Autorem wpisu jest: Dorota Mrówka

Pomimo upału i wakacji, Klubowicze i tym razem nie zawiedli. Zjawili się tłumnie, by popróbować kalifornijskich win i posłuchać opowieści o tajemniczym związku pewnej książki i kilku słynnych zamachów. W Stanach Zjednoczonych, gdzie wszelkiego rodzaju spiskowe teorie są bardzo popularne, panuje opinia, że nic nie dzieje się przypadkowo. Dlatego powstają tam setki stron poświęconych rozwiązaniu zagadek, takich, jak  niewyjaśniona po dziś dzień śmierć Marylin Monroe, tajne eksperymenty naukowe CIA, czy ogólnoświatowy spisek służb specjalnych. W ten nurt idealnie wpisuje się więc historia rodu Kennedych oraz zamieszanie, jakie powstało wokół książki Salingera „Buszujący w zbożu”, która rzekomo łączy morderców JFK, RFK oraz Johna Lenonna i jest rodzajem wyzwalacza dla sterowanych umysłów. I teoria ta byłaby nawet wiarygodna, gdyby nie jeden mały, ale jak się okazało, istotny szczegół… 
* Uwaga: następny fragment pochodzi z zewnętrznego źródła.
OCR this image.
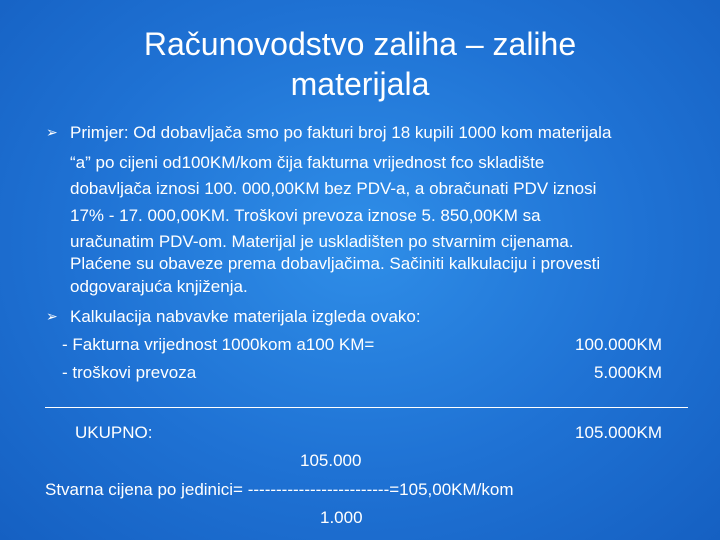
Računovodstvo zaliha – zalihe
materijala
➢ Primjer: Od dobavljača smo po fakturi broj 18 kupili 1000 kom materijala
“a” po cijeni od100KM/kom čija fakturna vrijednost fco skladište
dobavljača iznosi 100. 000,00KM bez PDV-a, a obračunati PDV iznosi
17% - 17. 000,00KM. Troškovi prevoza iznose 5. 850,00KM sa
uračunatim PDV-om. Materijal je uskladišten po stvarnim cijenama.
Plaćene su obaveze prema dobavljačima. Sačiniti kalkulaciju i provesti
odgovarajuća knjiženja.
➢ Kalkulacija nabvavke materijala izgleda ovako:
- Fakturna vrijednost 1000kom a100 KM=	100.000KM
- troškovi prevoza	5.000KM
UKUPNO:	105.000KM
105.000
Stvarna cijena po jedinici= -------------------------=105,00KM/kom
1.000
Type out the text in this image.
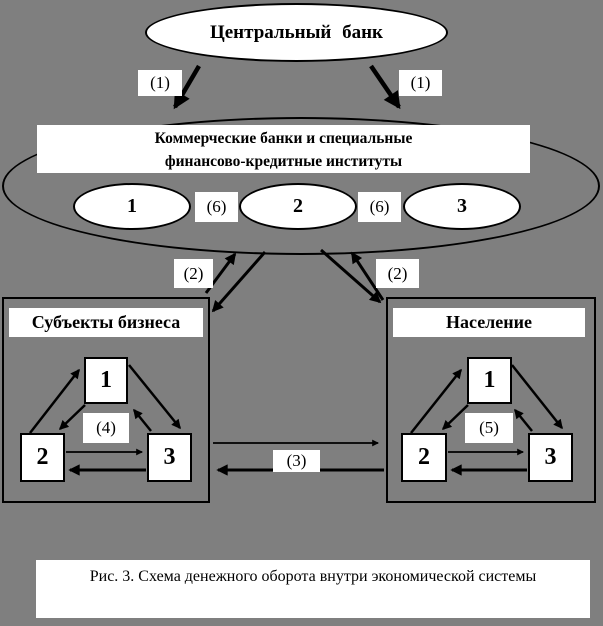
Центральный банк
(1)	(1)
Коммерческие банки и специальные
финансово-кредитные институты
1	(6)	2	(6)	3
(2)	(2)
Субъекты бизнеса
1
(4)
2	3
Население
1
(5)
2	3
(3)
Рис. 3. Схема денежного оборота внутри экономической системы
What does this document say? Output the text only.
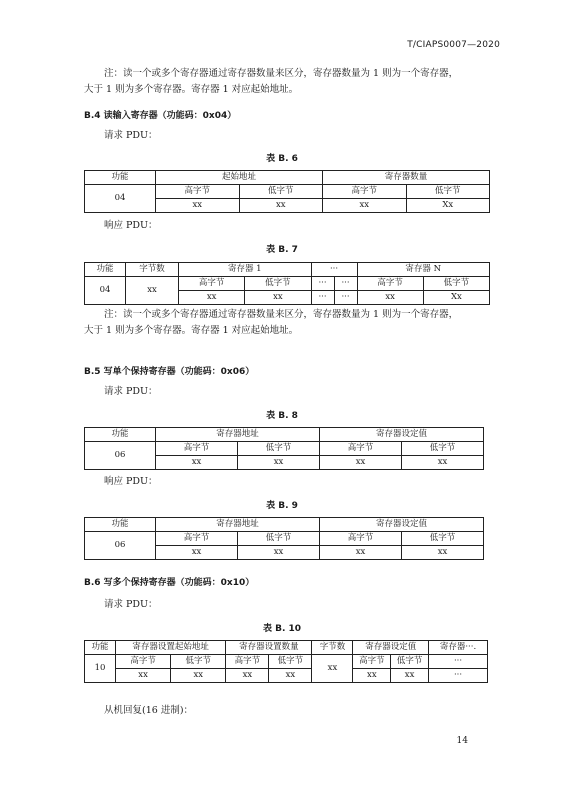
T/CIAPS0007—2020
注：读一个或多个寄存器通过寄存器数量来区分，寄存器数量为 1 则为一个寄存器，
大于 1 则为多个寄存器。寄存器 1 对应起始地址。
B.4 读输入寄存器（功能码：0x04）
请求 PDU：
表 B. 6
功能	起始地址		寄存器数量	
04	高字节	低字节	高字节	低字节
	xx	xx	xx	Xx
响应 PDU：
表 B. 7
功能	字节数	寄存器 1		···		寄存器 N	
04	xx	高字节	低字节	···	···	高字节	低字节
		xx	xx	···	···	xx	Xx
注：读一个或多个寄存器通过寄存器数量来区分，寄存器数量为 1 则为一个寄存器，
大于 1 则为多个寄存器。寄存器 1 对应起始地址。
B.5 写单个保持寄存器（功能码：0x06）
请求 PDU：
表 B. 8
功能	寄存器地址		寄存器设定值	
06	高字节	低字节	高字节	低字节
	xx	xx	xx	xx
响应 PDU：
表 B. 9
功能	寄存器地址		寄存器设定值	
06	高字节	低字节	高字节	低字节
	xx	xx	xx	xx
B.6 写多个保持寄存器（功能码：0x10）
请求 PDU：
表 B. 10
功能	寄存器设置起始地址		寄存器设置数量		字节数	寄存器设定值		寄存器···.
10	高字节	低字节	高字节	低字节	xx	高字节	低字节	···
	xx	xx	xx	xx		xx	xx	···
从机回复(16 进制)：
14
Opowieściom o zamachach, szaleńcach, teczkach Hoovera i nigdy oficjalnie nie ujawnionym programie MK Ultra, towarzyszyła degustacja sześciu bardzo oryginalnych i smacznych win słonecznej Kalifornii. Warto tu dodać, że właśnie tam produkuje się aż 80% win amerykańskich, więcej niż w Burgundii i Bordeaux razem wziętych.
Odpowiednia gleba i zróżnicowany klimat czynią z tego stanu prawdziwy winiarski raj. Warunki te docenił już Cortes, który po podbiciu Meksyku w latach 20. XVI wieku, postanowił uczynić z Nowego Świata wielką winnicę – jednak z powodu nadprodukcji, która zaczęła zagrażać winom hiszpańskim, plany te spaliły na panewce. Król Hiszpanii zarządził bowiem systematyczne karczowanie winnic i przetrwały jedynie te najbardziej oddalone.
Duży wkład w rozwój amerykańskiego winiarstwa mieli natomiast mnisi przebywający na misjach, a także europejscy osadnicy szukający w Ameryce szczęścia. Jednym z nich był Francuz z Bordeaux o znaczącym nazwisku Luis Vigne (Winnica), który jako pierwszy zaczął sadzić szlachetne odmiany winogron sprowadzone z rodzinnej Francji. Jego winnica znajdowała się miejscu, gdzie dzisiaj stoi dworzec  w Los Angeles. Równie zasłużeni byli dwaj emigranci z Niemiec – Charles Kohler i John Frohling, którzy otworzyli pierwszą winiarnię w San Francisco. Trzeb tu także wspomnieć o traperze z Kentucky, Williamie Wolfskillu, właścicielu ogromnych piwnic.

Degustację win rozpoczęto od białego, ale wyrazistego wina Winston Hill Chardonnay (52 zł za butelkę). Wino to różni się znacznie od europejskiego chardonnay, jest bardziej intensywne, o wyraźnej nucie gruszki i minerałów.
Drugie wino to różowe Delicato White Zinfandel z 2002 roku (70 zł) – bardzo delikatne, ale przy tym uniwersalne, nadające się niemal do każdej potrawy. Idealne na upały, orzeźwiające i rześkie. Czerwone wina reprezentowały: Winston Hill Cabernet Sauvignon  z 2000 roku (55 zł) – z wyczuwalną nutą śliwki i jagody; zdecydowane, mocne Delicato Shiraz z 2002 roku (70 zł), Delicato Zinfandel z 2001 roku (70 zł) o smaku dojrzałej czarnej porzeczki i Monterra Merlot (115 zł) – finezyjne wino o owocowym smaku i aromacie, z nutą ziół, porzeczki oraz wiśni.

Pikantne historie, szlachetne wina – a wszystko to w kilka godzin, w katowickiej winiarni „Burgundia”. Bez ruszania się z miejsca odbyliśmy fascynującą podróż po kalifornijskich winnicach, odkrywaliśmy mity współczesnej Ameryki i rozwiązywaliśmy niewyjaśnione dotąd zagadki. Jak to na Klubie Konesera…

IV Klub Konesera odbył się 17 lipca 2005 roku.